Observability & Evals
Traces, metrics, replay, failure clustering, model comparisons, regression suites, and audit trails.
Policy & Verification
Validators, permissions, approval gates, circuit breakers, tests, schema checks, and business rules.
Model Interaction
Prompts, retrieval, model routing, structured outputs, local instructions, and control tools.
Controller
State machine, DAG, workflow engine, step executor, planner, or queue processor.
Domain State
Typed objects representing cases, claims, invoices, SOP runs, documents, tickets, repos, approvals, and outputs.
Tools & Integrations
APIs, databases, browsers, SaaS systems, files, sandboxes, search, email, calendars, CRMs, and internal services.
Design Process
Start from concrete work, not architecture diagrams. The structure of the harness should be discovered from real examples.

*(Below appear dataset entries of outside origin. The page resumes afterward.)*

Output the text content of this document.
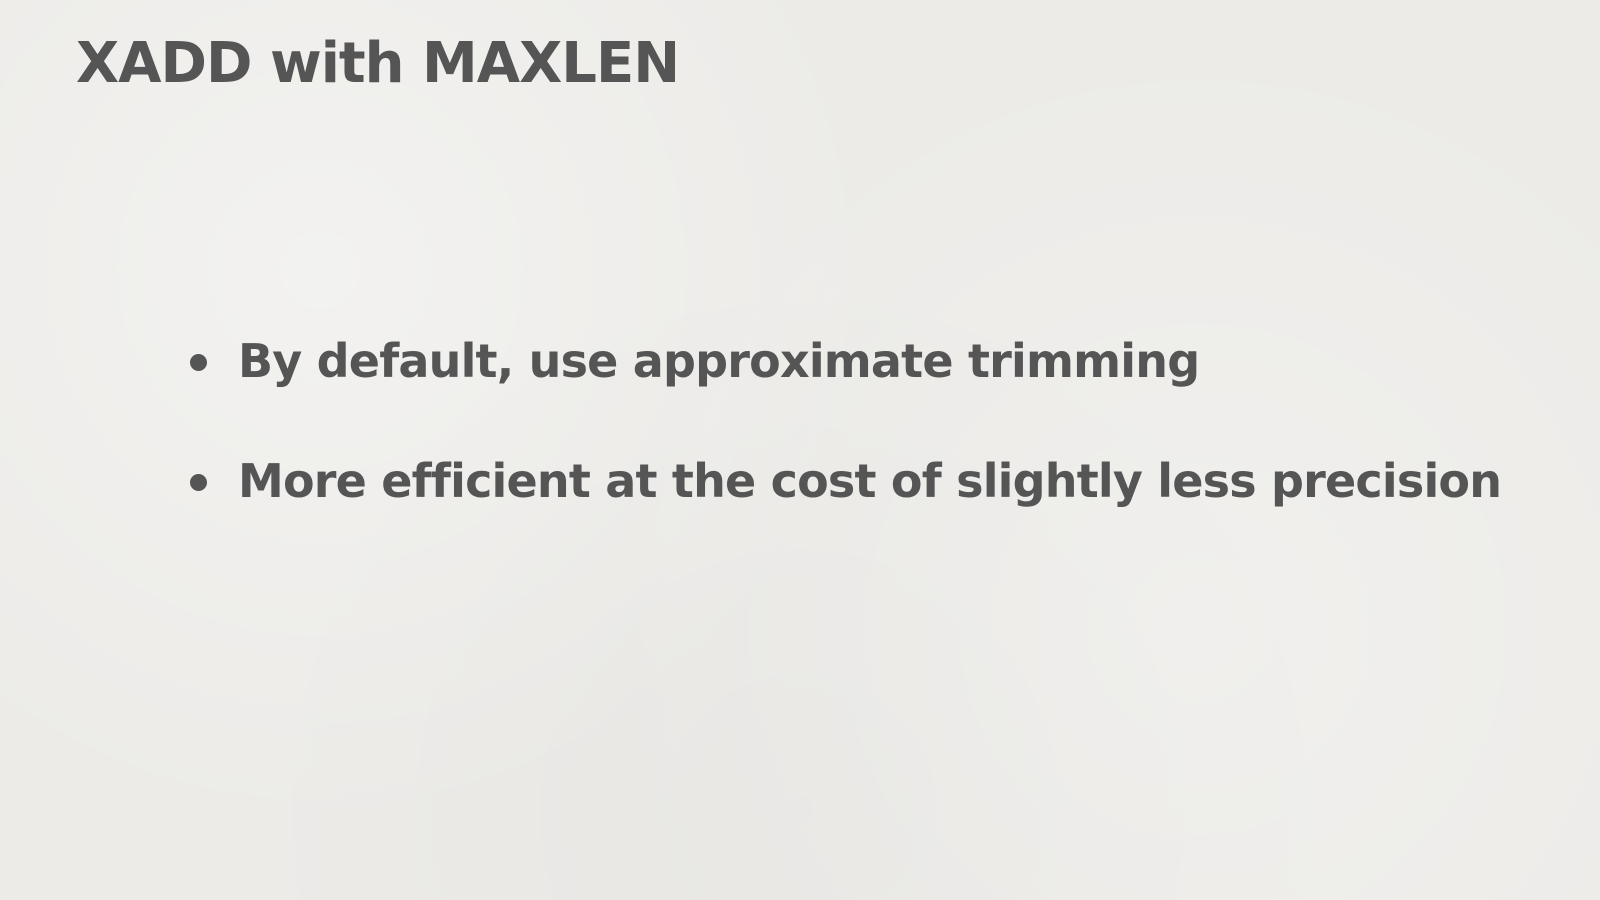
XADD with MAXLEN
By default, use approximate trimming
More efficient at the cost of slightly less precision
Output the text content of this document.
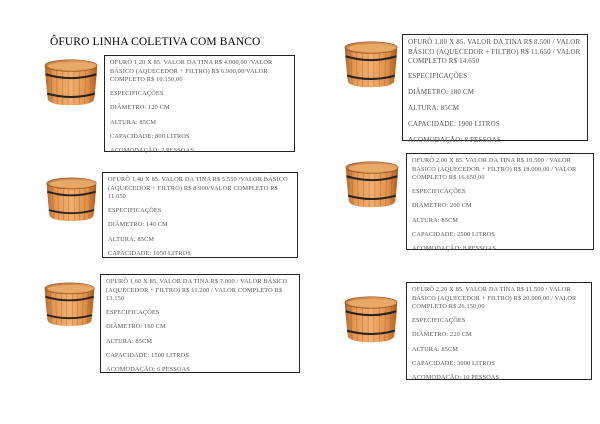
ÔFURO LINHA COLETIVA COM BANCO
OFURÔ 1,20 X 85. VALOR DA TINA R$ 4.000,00 /VALOR BÁSICO (AQUECEDOR + FILTRO) R$ 6.900,00/VALOR COMPLETO R$ 10.150,00
ESPECIFICAÇÕES
DIÂMETRO: 120 CM
ALTURA: 85CM
CAPACIDADE: 800 LITROS
ACOMODAÇÃO: 2 PESSOAS
OFURÔ 1,40 X 85. VALOR DA TINA R$ 5.550 /VALOR BÁSICO (AQUECEDOR + FILTRO) R$ 8.900/VALOR COMPLETO R$ 11.650
ESPECIFICAÇÕES
DIÂMETRO: 140 CM
ALTURA: 85CM
CAPACIDADE: 1050 LITROS
OFURÔ 1,60 X 85. VALOR DA TINA R$ 7.000 / VALOR BÁSICO (AQUECEDOR + FILTRO) R$ 11.200 / VALOR COMPLETO R$ 13.150
ESPECIFICAÇÕES
DIÂMETRO: 160 CM
ALTURA: 85CM
CAPACIDADE: 1500 LITROS
ACOMODAÇÃO: 6 PESSOAS
OFURÔ 1,80 X 85. VALOR DA TINA R$ 8.500 / VALOR BÁSICO (AQUECEDOR + FILTRO) R$ 11.650 / VALOR COMPLETO R$ 14.650
ESPECIFICAÇÕES
DIÂMETRO: 180 CM
ALTURA: 85CM
CAPACIDADE: 1900 LITROS
ACOMODAÇÃO: 8 PESSOAS
OFURÔ 2,00 X 85. VALOR DA TINA R$ 10.500 / VALOR BÁSICO (AQUECEDOR + FILTRO) R$ 18.000,00 / VALOR COMPLETO R$ 16.650,00
ESPECIFICAÇÕES
DIÂMETRO: 200 CM
ALTURA: 85CM
CAPACIDADE: 2500 LITROS
ACOMODAÇÃO: 8 PESSOAS
OFURÔ 2,20 X 85. VALOR DA TINA R$ 11.500 / VALOR BÁSICO (AQUECEDOR + FILTRO) R$ 20.000,00 / VALOR COMPLETO R$ 26.150,00
ESPECIFICAÇÕES
DIÂMETRO: 220 CM
ALTURA: 85CM
CAPACIDADE: 3000 LITROS
ACOMODAÇÃO: 10 PESSOAS
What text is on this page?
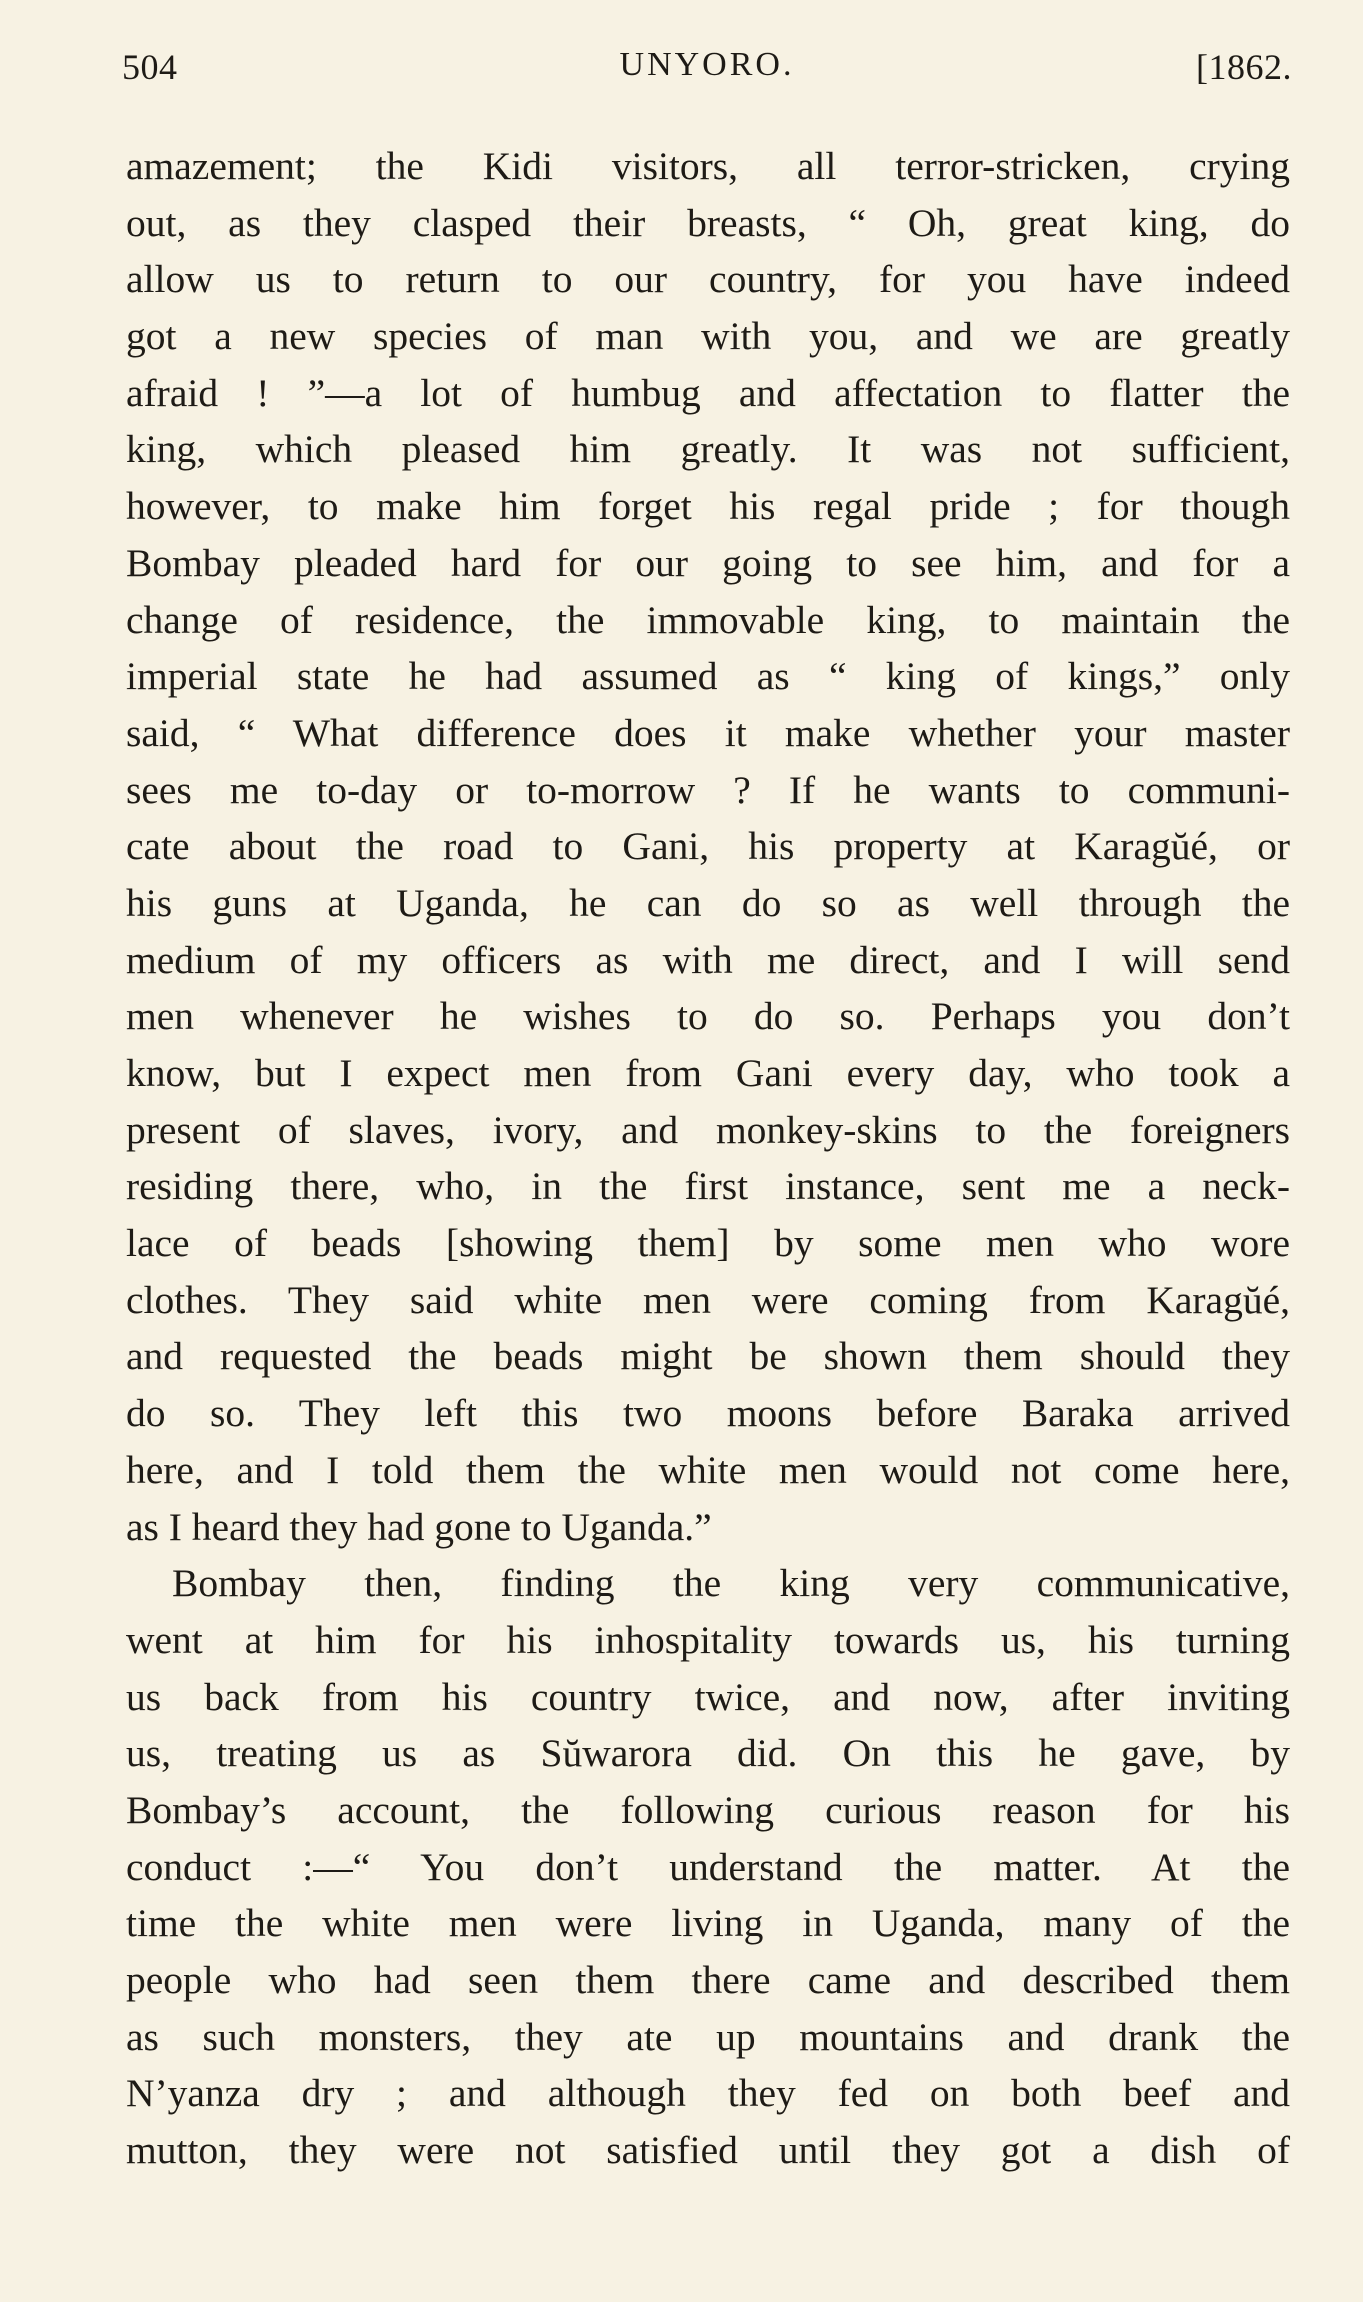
504	UNYORO.	[1862.
amazement; the Kidi visitors, all terror-stricken, crying
out, as they clasped their breasts, “ Oh, great king, do
allow us to return to our country, for you have indeed
got a new species of man with you, and we are greatly
afraid ! ”—a lot of humbug and affectation to flatter the
king, which pleased him greatly. It was not sufficient,
however, to make him forget his regal pride ; for though
Bombay pleaded hard for our going to see him, and for a
change of residence, the immovable king, to maintain the
imperial state he had assumed as “ king of kings,” only
said, “ What difference does it make whether your master
sees me to-day or to-morrow ? If he wants to communi-
cate about the road to Gani, his property at Karagŭé, or
his guns at Uganda, he can do so as well through the
medium of my officers as with me direct, and I will send
men whenever he wishes to do so. Perhaps you don’t
know, but I expect men from Gani every day, who took a
present of slaves, ivory, and monkey-skins to the foreigners
residing there, who, in the first instance, sent me a neck-
lace of beads [showing them] by some men who wore
clothes. They said white men were coming from Karagŭé,
and requested the beads might be shown them should they
do so. They left this two moons before Baraka arrived
here, and I told them the white men would not come here,
as I heard they had gone to Uganda.”
Bombay then, finding the king very communicative,
went at him for his inhospitality towards us, his turning
us back from his country twice, and now, after inviting
us, treating us as Sŭwarora did. On this he gave, by
Bombay’s account, the following curious reason for his
conduct :—“ You don’t understand the matter. At the
time the white men were living in Uganda, many of the
people who had seen them there came and described them
as such monsters, they ate up mountains and drank the
N’yanza dry ; and although they fed on both beef and
mutton, they were not satisfied until they got a dish of
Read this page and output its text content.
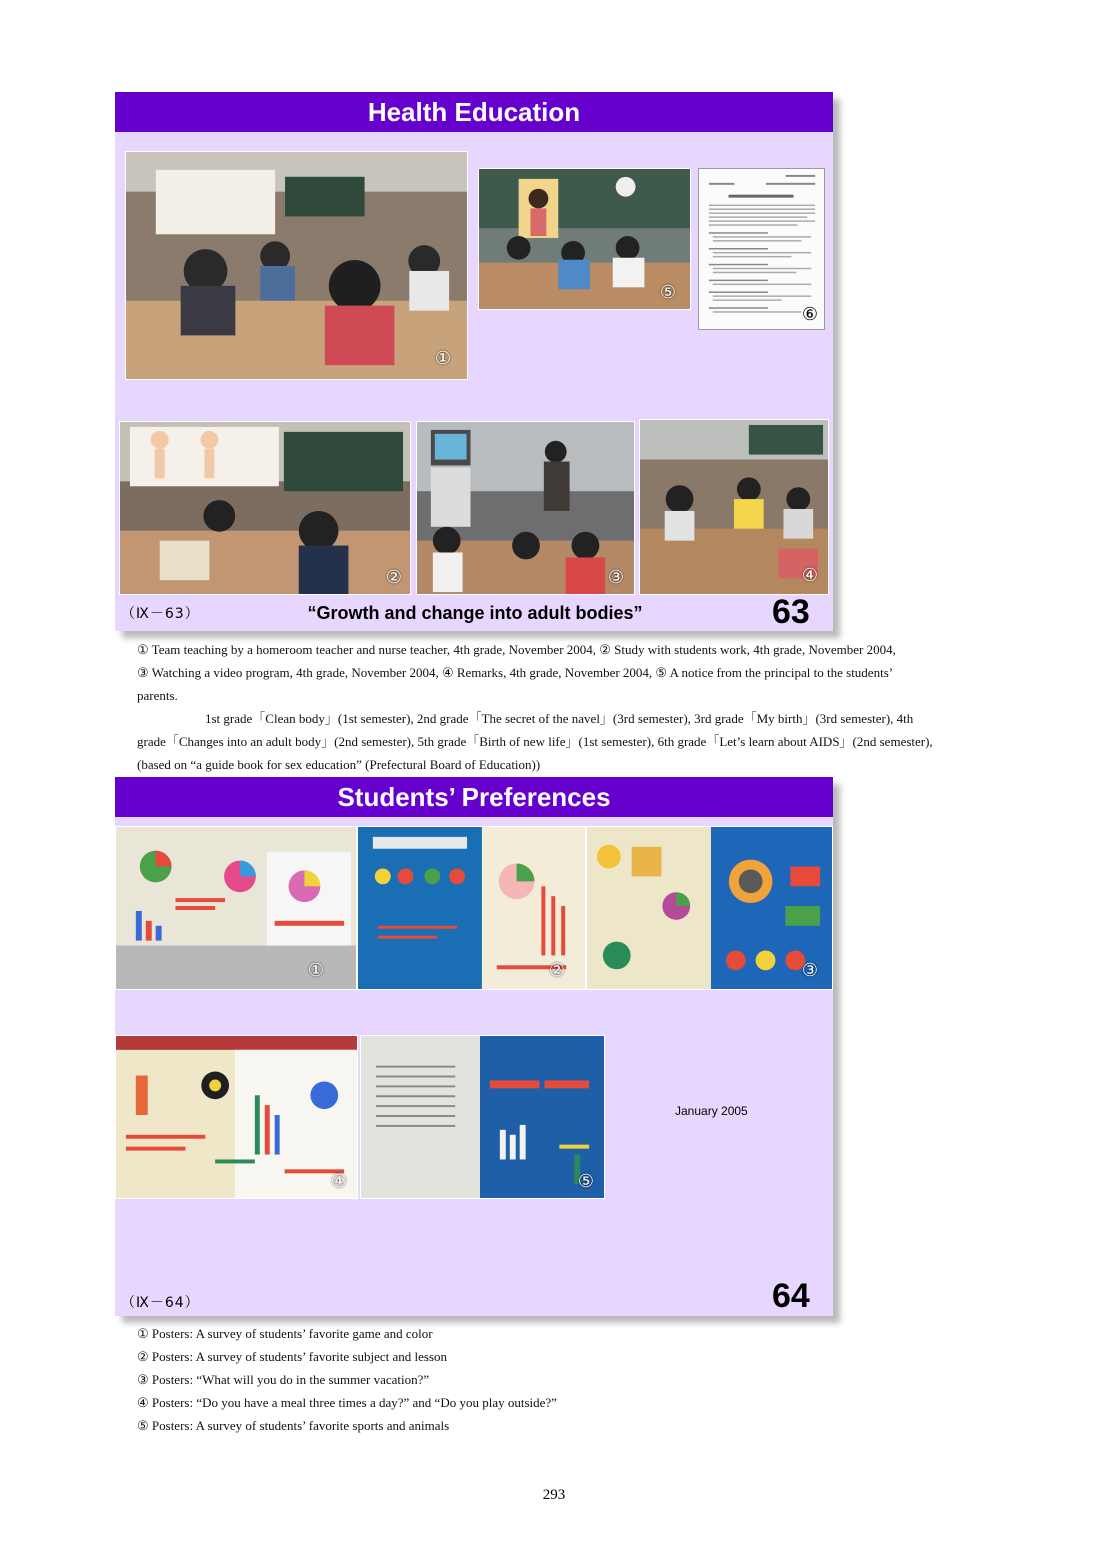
Health Education
①
⑤
⑥
②	③	④
（Ⅸ－63）	“Growth and change into adult bodies”	63

① Team teaching by a homeroom teacher and nurse teacher, 4th grade, November 2004, ② Study with students work, 4th grade, November 2004,

③ Watching a video program, 4th grade, November 2004, ④ Remarks, 4th grade, November 2004, ⑤ A notice from the principal to the students’

parents.

1st grade「Clean body」(1st semester), 2nd grade「The secret of the navel」(3rd semester), 3rd grade「My birth」(3rd semester), 4th

grade「Changes into an adult body」(2nd semester), 5th grade「Birth of new life」(1st semester), 6th grade「Let’s learn about AIDS」(2nd semester),

(based on “a guide book for sex education” (Prefectural Board of Education))

Students’ Preferences
①	②	③
④	⑤
January 2005
（Ⅸ－64）	64

① Posters: A survey of students’ favorite game and color

② Posters: A survey of students’ favorite subject and lesson

③ Posters: “What will you do in the summer vacation?”

④ Posters: “Do you have a meal three times a day?” and “Do you play outside?”

⑤ Posters: A survey of students’ favorite sports and animals

293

- Collect real cases. Capture inputs, actions, tools, decisions, outputs, mistakes, and human checks.
- Find the stable skeleton. Identify what always happens, what usually happens, branches, final states, deterministic rules, and judgment-heavy moments.
- Define canonical state. Create typed lifecycle states and fields. Keep the transcript secondary.
- Locate the model slots. Decide where language understanding, fuzzy matching, exception handling, or generation is actually needed.
- Constrain the action space. Set tool availability, permissions, preconditions, reversibility, idempotency, and approval requirements.
- Specify output contracts. Define required fields, citations, explanations, patches, records, or form submissions.
- Enumerate failure states. Design blocked, invalid, low-confidence, missing-info, tool-failed, and validation-failed paths deliberately.
- Instrument from the beginning. Make every run replayable and every failure inspectable.
- Optimize the model portfolio. Try smaller, cheaper, faster models once the runtime has reduced the task.
From Prompt To Runtime
Proceda is one example of this philosophy applied to standard operating procedures: bounded state, scoped tools, approval gates, structured extraction, and observable execution.